Para muitos fãs, a banda perdeu o poder de fogo no disco seguinte, “Pinkerton”. Para outros, no disco subsequente a este, “The Green Album”, de 2001. E, para muitos, a banda foi deixando de ser essa espécie de reserva nerd moral, algo que, de fato, perdeu-se no meio do caminho. O que ficou no lugar foi uma banda sólida, com hits ao longo dos anos e boas sacadas comerciais, como o recente “Teal Album”, no qual entregou versões convincentes de vários hits oitentistas. Mesmo assim, com a passagem do tempo inabalável, o Weezer que nos é mais querido, ficou lá, dentro de sua garagem, seguro, a salvo da maturidade, da vida, do dinheiro e da fama. E este primeiro disco é sobre isso. É quase uma cápsula do tempo e deve ser protegido.
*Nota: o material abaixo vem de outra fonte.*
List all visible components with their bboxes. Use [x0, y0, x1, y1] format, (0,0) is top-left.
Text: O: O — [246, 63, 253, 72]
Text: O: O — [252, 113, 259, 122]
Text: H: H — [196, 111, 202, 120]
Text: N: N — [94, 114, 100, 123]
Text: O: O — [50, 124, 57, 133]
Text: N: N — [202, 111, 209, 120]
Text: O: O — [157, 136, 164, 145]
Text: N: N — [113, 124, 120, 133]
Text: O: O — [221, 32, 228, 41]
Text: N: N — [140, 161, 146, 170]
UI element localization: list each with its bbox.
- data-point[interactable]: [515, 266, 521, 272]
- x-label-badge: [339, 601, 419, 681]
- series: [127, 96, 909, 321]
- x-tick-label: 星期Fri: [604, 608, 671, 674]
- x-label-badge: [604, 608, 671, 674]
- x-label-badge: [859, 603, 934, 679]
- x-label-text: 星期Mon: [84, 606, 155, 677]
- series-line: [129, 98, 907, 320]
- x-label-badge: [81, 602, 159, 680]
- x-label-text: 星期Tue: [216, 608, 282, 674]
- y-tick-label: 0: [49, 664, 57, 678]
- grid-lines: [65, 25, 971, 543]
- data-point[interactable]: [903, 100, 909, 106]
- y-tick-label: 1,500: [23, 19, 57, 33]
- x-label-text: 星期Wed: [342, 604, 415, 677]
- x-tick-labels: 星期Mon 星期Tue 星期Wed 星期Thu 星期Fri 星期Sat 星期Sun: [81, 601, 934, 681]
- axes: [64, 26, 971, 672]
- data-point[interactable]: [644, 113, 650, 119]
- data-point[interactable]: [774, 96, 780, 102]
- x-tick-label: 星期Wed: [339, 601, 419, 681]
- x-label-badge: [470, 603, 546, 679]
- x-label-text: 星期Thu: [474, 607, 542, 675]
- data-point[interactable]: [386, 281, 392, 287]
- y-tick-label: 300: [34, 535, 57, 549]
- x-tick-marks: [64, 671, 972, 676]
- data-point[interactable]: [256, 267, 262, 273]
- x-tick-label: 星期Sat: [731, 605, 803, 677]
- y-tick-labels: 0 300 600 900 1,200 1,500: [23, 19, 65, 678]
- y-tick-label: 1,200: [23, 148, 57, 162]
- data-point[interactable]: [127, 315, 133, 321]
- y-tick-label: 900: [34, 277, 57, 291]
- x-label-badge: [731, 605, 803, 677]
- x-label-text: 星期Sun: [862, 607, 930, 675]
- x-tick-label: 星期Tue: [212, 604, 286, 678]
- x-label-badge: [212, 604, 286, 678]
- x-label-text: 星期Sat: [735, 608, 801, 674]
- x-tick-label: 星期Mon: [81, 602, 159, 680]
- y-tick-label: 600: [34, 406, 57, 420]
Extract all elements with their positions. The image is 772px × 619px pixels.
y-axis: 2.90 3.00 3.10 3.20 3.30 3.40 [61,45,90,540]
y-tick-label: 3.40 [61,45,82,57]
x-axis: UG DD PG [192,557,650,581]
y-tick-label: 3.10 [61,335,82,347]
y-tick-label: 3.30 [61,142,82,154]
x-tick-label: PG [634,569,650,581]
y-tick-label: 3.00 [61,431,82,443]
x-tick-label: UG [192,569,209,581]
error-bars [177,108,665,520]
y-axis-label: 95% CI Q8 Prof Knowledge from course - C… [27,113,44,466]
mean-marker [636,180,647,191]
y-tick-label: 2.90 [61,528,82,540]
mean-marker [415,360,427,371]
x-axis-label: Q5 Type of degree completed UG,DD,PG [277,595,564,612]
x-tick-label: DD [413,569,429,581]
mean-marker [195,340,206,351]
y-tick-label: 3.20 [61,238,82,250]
Carlos Eduardo Lima (CEL) é doutorando em História Social, jornalista especializado em cultura pop e editor-chefe da Célula Pop. Como crítico musical há mais de 20 anos, já trabalhou para o site Monkeybuzz e as revistas Rolling Stone Brasil e Rock Press. Acha que o mundo acabou no início dos anos 90, mas agora sabe que poucos e bons notaram. Ainda acredita que cacetadas da vida são essenciais para a produção da arte.
Discaço! Na minha primeira banda fazíamos cover de Buddy Holly. Bateu uma nostalgia agora, vou até ouvir de novo.